N. L : Pour parler des pourparlers, qu’attendez-vous de ces discussions précisément ? Quelles concessions pouvez-vous faire ? Et qu’est ce que vous ne pouvez pas faire ?
M. A : Notre attente est grande. Car, à ces discussions, nous avons perdu trop de temps depuis la signature de l’accord d’Ouagadougou. Nous nous réjouissons déjà de cette nouvelle phase, de ces échanges qui se passent à Alger et espérons que cela va aboutir à des perspectives de solution. Nous sommes-là pour discuter et sommes prêts a parler de tous les sujets, sans distinction ni réserve sur quoi que se soit, en toute franchise. Nous sommes-là pour aussi écouter et entendre l’autre partie et c’est en fonction de cela aussi que nous réagissons, notamment sur des sujets de fond…
Je pense que nous sommes comme le gouvernement ; nous avons des choses ou des principes sur lesquels nous ne comptons bien évidemment ne pas revenir. Le plus important pour nous, c’est que les conditions soient réunies dans cette feuille de route, pour avoir un dialogue sincère et franc lors des négociations à venir, afin d’examiner, comme il se doit, cette question dans sa profondeur en analysant tous ses contours.
N. L : Vous n’êtes apparemment pas sur la même longueur d’onde avec le Mali sur la durée des négociations. Vous parlez de 9 mois et le Mali estime que c’est long. S’il n’y a pas d’accord, que va-t-il se passer ?

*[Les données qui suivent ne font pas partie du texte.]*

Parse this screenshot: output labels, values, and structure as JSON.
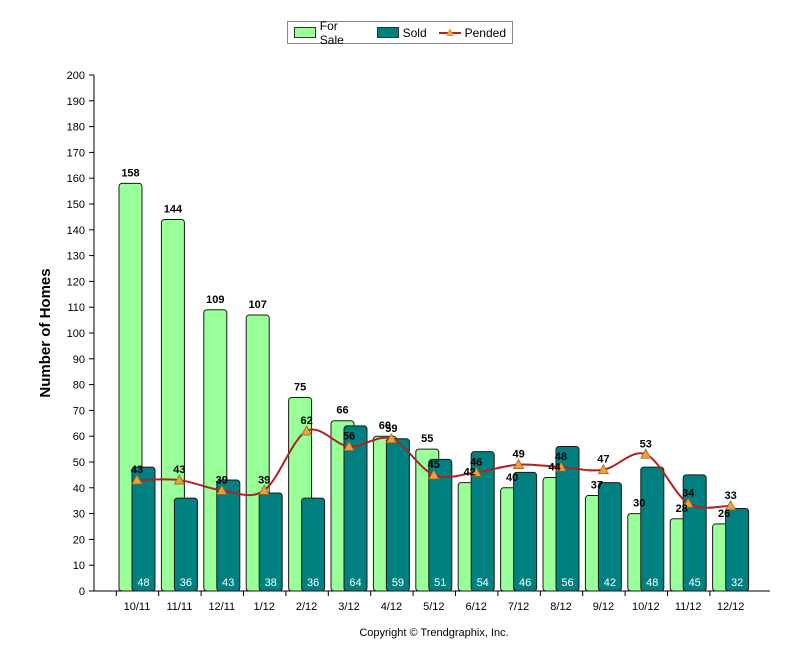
{
  "legend": {
    "for_sale": "For Sale",
    "sold": "Sold",
    "pended": "Pended"
  },
  "copyright": "Copyright © Trendgraphix, Inc.",
  "colors": {
    "for_sale": "#99ff99",
    "sold": "#008080",
    "pended": "#b22222",
    "marker": "#e8a33d"
  },
  "chart_data": {
    "type": "bar",
    "categories": [
      "10/11",
      "11/11",
      "12/11",
      "1/12",
      "2/12",
      "3/12",
      "4/12",
      "5/12",
      "6/12",
      "7/12",
      "8/12",
      "9/12",
      "10/12",
      "11/12",
      "12/12"
    ],
    "series": [
      {
        "name": "For Sale",
        "type": "bar",
        "values": [
          158,
          144,
          109,
          107,
          75,
          66,
          60,
          55,
          42,
          40,
          44,
          37,
          30,
          28,
          26
        ]
      },
      {
        "name": "Sold",
        "type": "bar",
        "values": [
          48,
          36,
          43,
          38,
          36,
          64,
          59,
          51,
          54,
          46,
          56,
          42,
          48,
          45,
          32
        ]
      },
      {
        "name": "Pended",
        "type": "line",
        "values": [
          43,
          43,
          39,
          39,
          62,
          56,
          59,
          45,
          46,
          49,
          48,
          47,
          53,
          34,
          33
        ]
      }
    ],
    "ylabel": "Number of Homes",
    "xlabel": "",
    "ylim": [
      0,
      200
    ],
    "yticks": [
      0,
      10,
      20,
      30,
      40,
      50,
      60,
      70,
      80,
      90,
      100,
      110,
      120,
      130,
      140,
      150,
      160,
      170,
      180,
      190,
      200
    ],
    "legend_position": "top-center",
    "grid": false
  }
}
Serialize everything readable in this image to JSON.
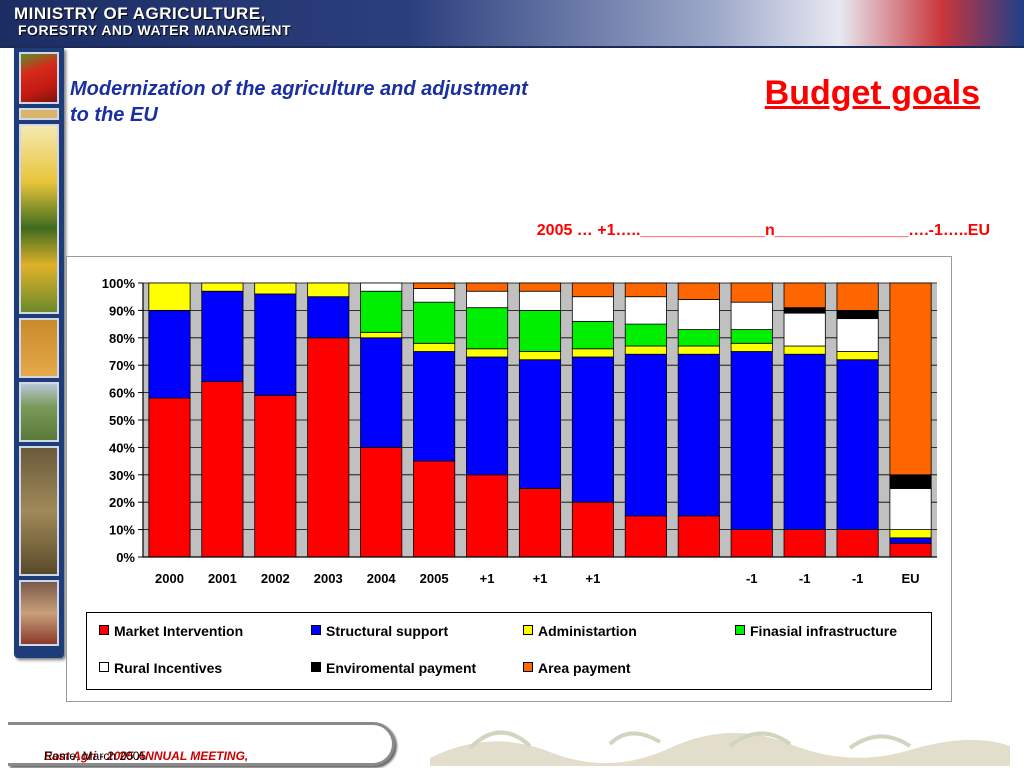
{
  "header": {
    "line1": "MINISTRY OF AGRICULTURE,",
    "line2": "FORESTRY AND WATER MANAGMENT"
  },
  "subtitle": "Modernization of the agriculture and adjustment to the EU",
  "page_title": "Budget goals",
  "timeline_text": "2005 … +1…..______________n_______________….-1…..EU",
  "footer": {
    "event": "East Agri - 2005 ANNUAL MEETING,",
    "place": " Rome, March 2005"
  },
  "colors": {
    "market": "#ff0000",
    "structural": "#0000ff",
    "admin": "#ffff00",
    "infra": "#00ee00",
    "rural": "#ffffff",
    "enviro": "#000000",
    "area": "#ff6600",
    "plot_bg": "#c0c0c0",
    "header_blue": "#1c2d63",
    "subtitle_blue": "#1a2fa0"
  },
  "chart_data": {
    "type": "bar",
    "stacked": true,
    "categories": [
      "2000",
      "2001",
      "2002",
      "2003",
      "2004",
      "2005",
      "+1",
      "+1",
      "+1",
      "",
      "",
      "-1",
      "-1",
      "-1",
      "EU"
    ],
    "yticks": [
      "0%",
      "10%",
      "20%",
      "30%",
      "40%",
      "50%",
      "60%",
      "70%",
      "80%",
      "90%",
      "100%"
    ],
    "ylim": [
      0,
      100
    ],
    "grid": true,
    "legend_position": "bottom",
    "series": [
      {
        "key": "market",
        "name": "Market Intervention",
        "values": [
          58,
          64,
          59,
          80,
          40,
          35,
          30,
          25,
          20,
          15,
          15,
          10,
          10,
          10,
          5
        ]
      },
      {
        "key": "structural",
        "name": "Structural support",
        "values": [
          32,
          33,
          37,
          15,
          40,
          40,
          43,
          47,
          53,
          59,
          59,
          65,
          64,
          62,
          2
        ]
      },
      {
        "key": "admin",
        "name": "Administartion",
        "values": [
          10,
          3,
          4,
          5,
          2,
          3,
          3,
          3,
          3,
          3,
          3,
          3,
          3,
          3,
          3
        ]
      },
      {
        "key": "infra",
        "name": "Finasial infrastructure",
        "values": [
          0,
          0,
          0,
          0,
          15,
          15,
          15,
          15,
          10,
          8,
          6,
          5,
          0,
          0,
          0
        ]
      },
      {
        "key": "rural",
        "name": "Rural Incentives",
        "values": [
          0,
          0,
          0,
          0,
          3,
          5,
          6,
          7,
          9,
          10,
          11,
          10,
          12,
          12,
          15
        ]
      },
      {
        "key": "enviro",
        "name": "Enviromental payment",
        "values": [
          0,
          0,
          0,
          0,
          0,
          0,
          0,
          0,
          0,
          0,
          0,
          0,
          2,
          3,
          5
        ]
      },
      {
        "key": "area",
        "name": "Area payment",
        "values": [
          0,
          0,
          0,
          0,
          0,
          2,
          3,
          3,
          5,
          5,
          6,
          7,
          9,
          10,
          70
        ]
      }
    ]
  }
}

M. A : Oui, dans notre proposition de feuille de route, nous allongeons la durée sur 9 mois, pour justement nous donner le temps de parler de tous les sujets en prenant le temps qu’il faut pour traiter chaque question. Cette période est indicative et justifiable, car la plupart des accords précédents se sont fait dans la précipitation et au final le résultat est connu de tous. Une raison pour prendre le temps de bâtir une paix. Nous sommes flexibles sur cette proposition et discuterons avec le gouvernement et si la nécessité s’impose de le réduire nous ne ferons pas de blocage dessus et avancerons avec le Gouvernement et la communauté internationale.
N. L : Le Burkina a beaucoup travaillé dans la crise et on a l’impression que tout le monde l’a lâché, même le MNLA. Qu’en dites-vous ? Est-il possible que des négociations se tiennent encore à Ouagadougou ?
M. A : Effectivement, le Burkina s’est beaucoup investi dans le cadre de la résolution de cette crise et nous lui témoignons toute notre reconnaissance pour ses efforts. On pense qu’il a continué et continuera de jouer un rôle dans le processus, car ils ont un représentant ici à Alger, pour justement participer aux différents travaux sur place. Pour le moment, rien n’est exclu. On peut repartir à Ouaga tout comme on peut rester ici à Alger ou aller ailleurs. Tout va dépendre de comment les choses vont évoluer.